Given that telecom regulator Trai has been discussing the implementation of the SMS scrubbing system over the last three years, most expected it to function seamlessly. But within a few days of the rollout, Trai has ordered telcos to roll back the system for a week as huge glitches caused failures in net banking, e-commerce sales, and even booking vaccination slots on the government app with OTPs getting blocked at the telco end. With increasing instances of SMS phishing—where hackers use SMSs to steal money or identities—Trai had discussed implementing blockchain technology to cross-verify all messages way back in 2018. While everyone was given ample time to comply with the new system, as Trai put it after the glitches, ‘some of the principal entities have not fulfilled the requirements …’. But given how online transactions have grown in the manner they have, it is simply inexcusable that the system was allowed to go online without adequate testing; after all, if Trai now knows that several major players had not done what they were required to, this is something it should have been monitoring closely.

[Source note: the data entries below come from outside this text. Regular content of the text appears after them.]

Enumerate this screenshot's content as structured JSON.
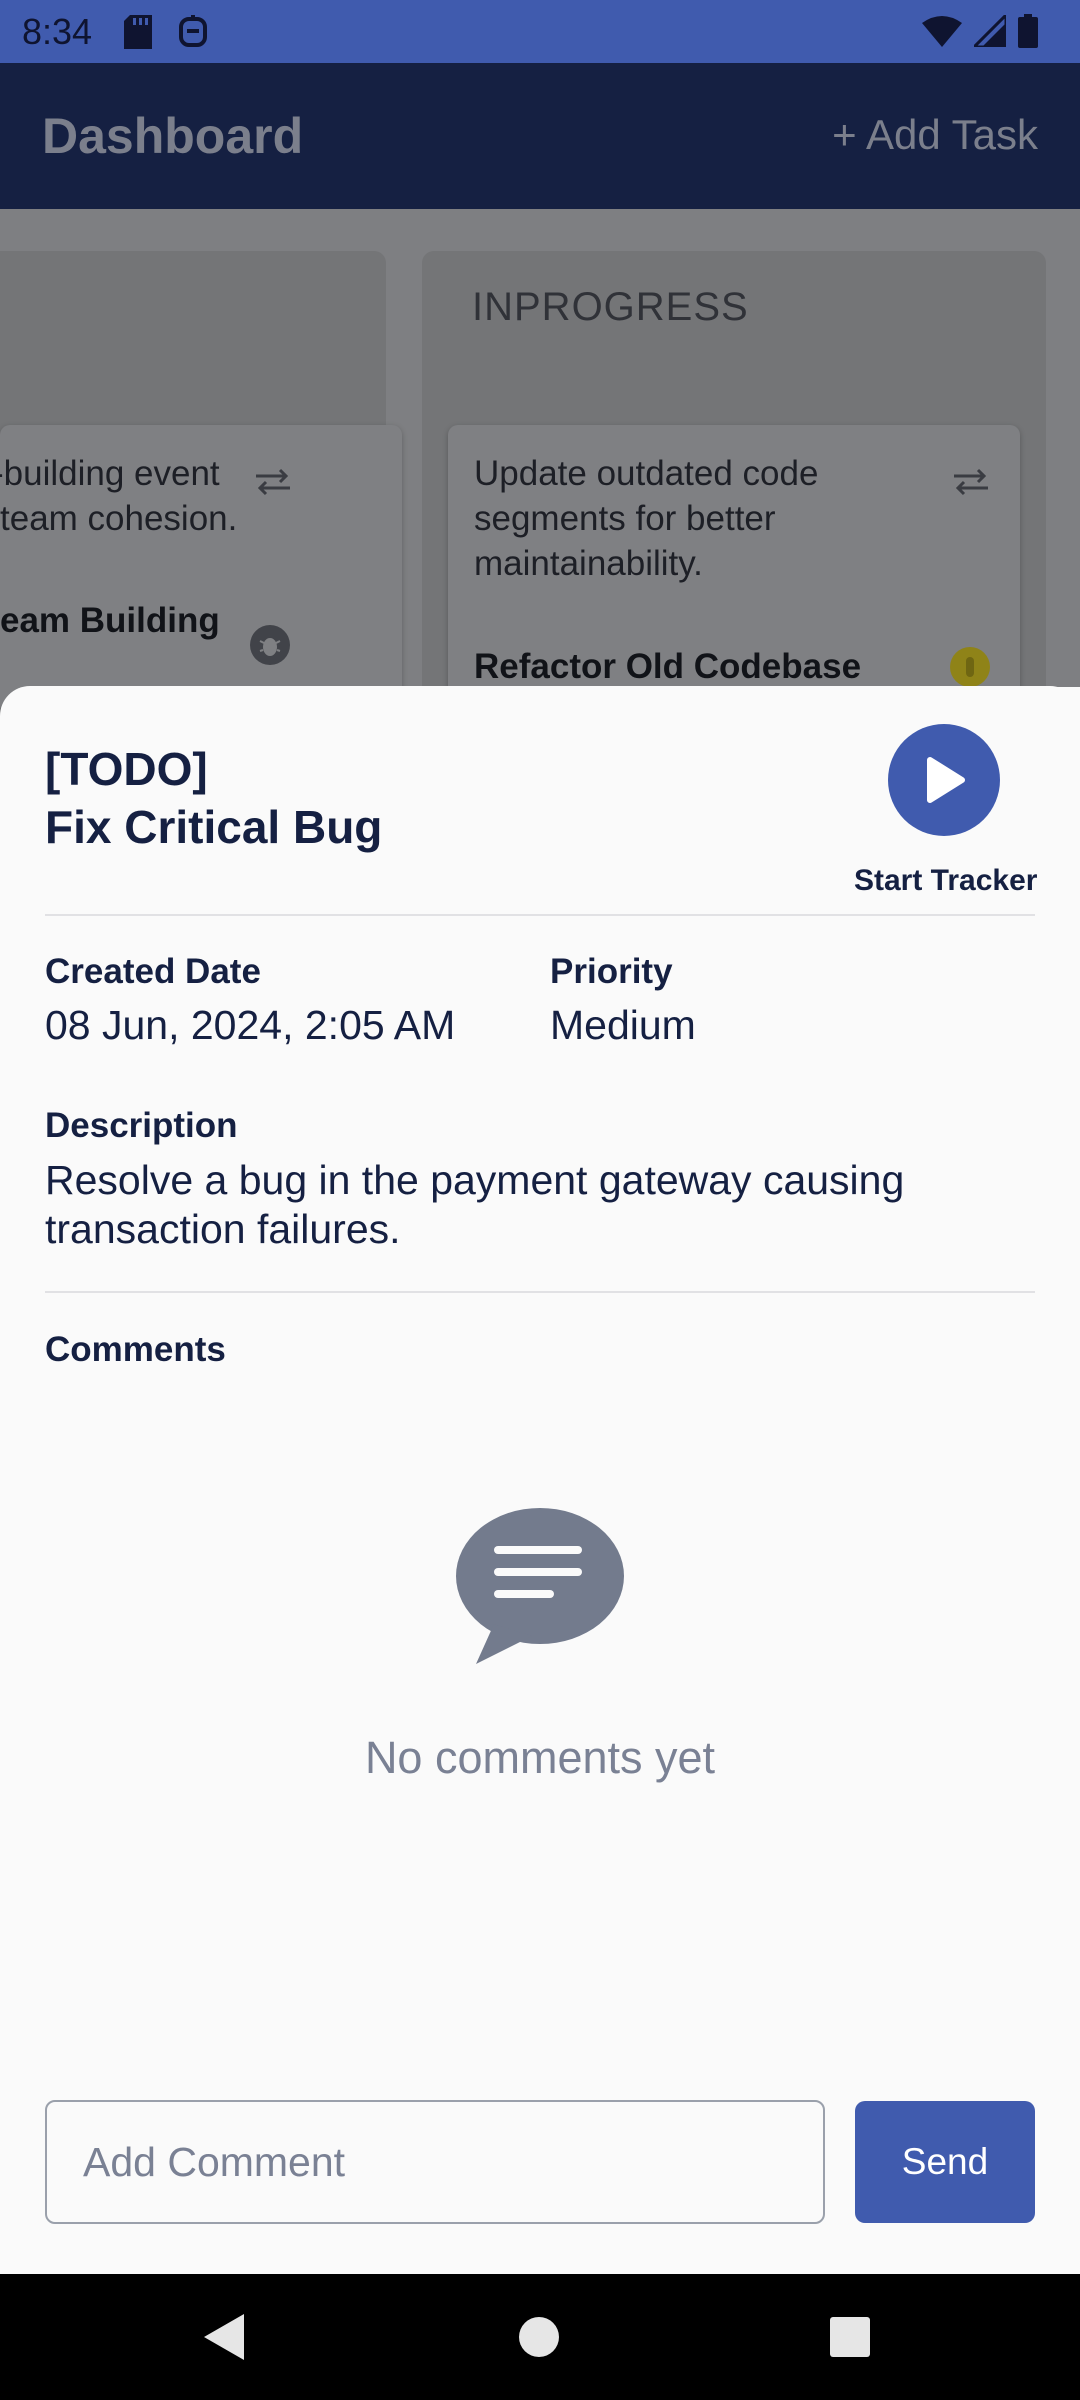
{
  "status_bar": {
    "time": "8:34",
    "icons": [
      "sd-card-icon",
      "notification-icon",
      "wifi-icon",
      "signal-icon",
      "battery-icon"
    ]
  },
  "app_bar": {
    "title": "Dashboard",
    "add_task_label": "+ Add Task"
  },
  "board": {
    "left_card": {
      "description": "-building event\nteam cohesion.",
      "title": "eam Building"
    },
    "right_column": {
      "title": "INPROGRESS",
      "card": {
        "description": "Update outdated code segments for better maintainability.",
        "title": "Refactor Old Codebase"
      }
    }
  },
  "task_sheet": {
    "status": "[TODO]",
    "title": "Fix Critical Bug",
    "tracker_label": "Start Tracker",
    "created_date_label": "Created Date",
    "created_date_value": "08 Jun, 2024, 2:05 AM",
    "priority_label": "Priority",
    "priority_value": "Medium",
    "description_label": "Description",
    "description_value": "Resolve a bug in the payment gateway causing transaction failures.",
    "comments_label": "Comments",
    "empty_comments": "No comments yet",
    "comment_placeholder": "Add Comment",
    "send_label": "Send"
  },
  "colors": {
    "primary": "#405bae",
    "app_bar": "#152042",
    "text_dark": "#152042",
    "muted": "#7a8194",
    "priority_medium_badge": "#c9b41a"
  }
}
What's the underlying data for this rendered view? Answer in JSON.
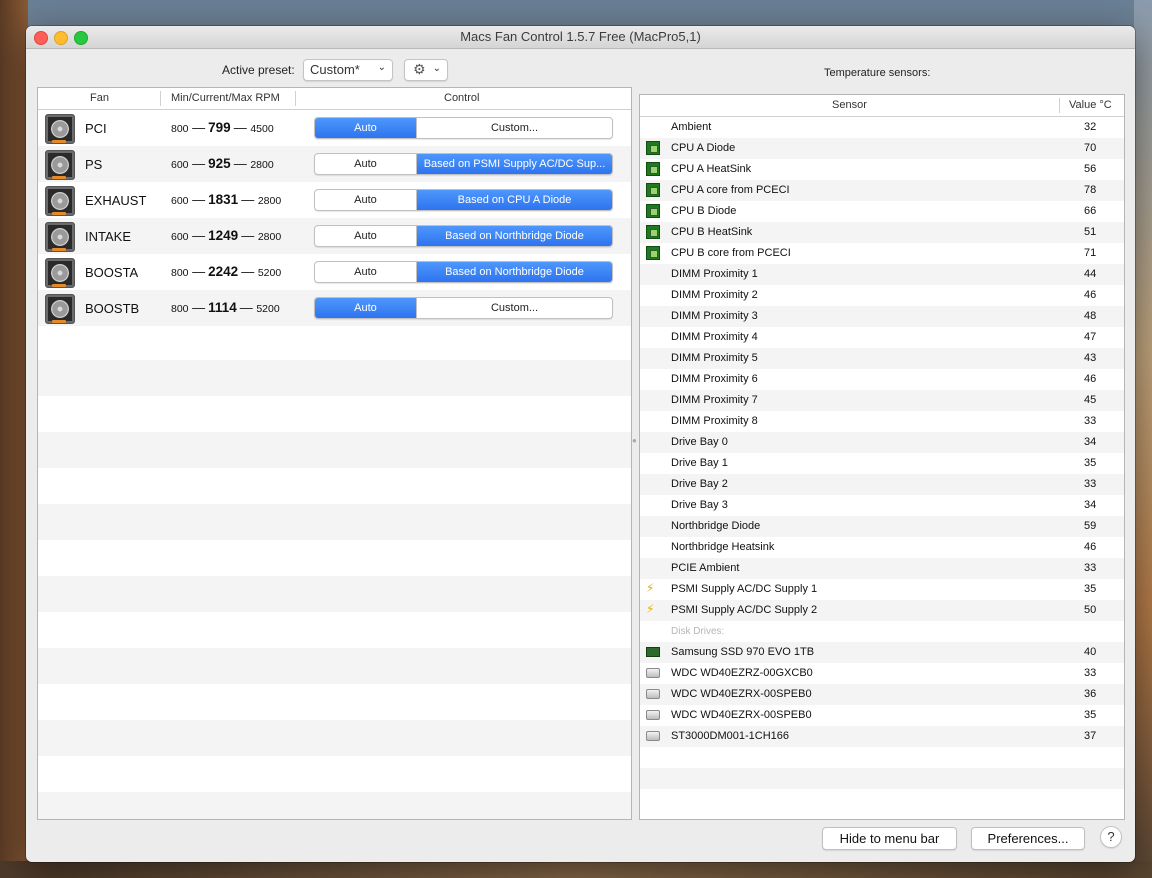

Sadly, this is not the first time such glitches are being reported. The GST system, for instance, has been riddled with glitches; whether this was the fault of the firm that designed the system or the frequent changes in the forms is not the end-user’s problem, this is something the government needed to have sorted out before the system went online. The problem has become so severe, the Supreme Court in February this year asked the Centre to file an affidavit on technical glitches in GSTN; several taxpayers had said that they were not able to upload their documents due to the system’s poor functioning. And long before the recent problem with bulk SMSs, people had to line-up at vaccination centres because, in many cases, the CoWin website would not work. Aarogya Setu faced similar problems last year with technical glitches shutting the app.

While it is understandable that any new system will have some minor problems, the government needs to work on minimising these. At a time when the government is trying to build a digital India, it cannot afford technical failures every time a new app or service is unveiled. With confidence in new technology quite low to begin with, there should be rigorous third-party testing of apps and services before they are rolled out.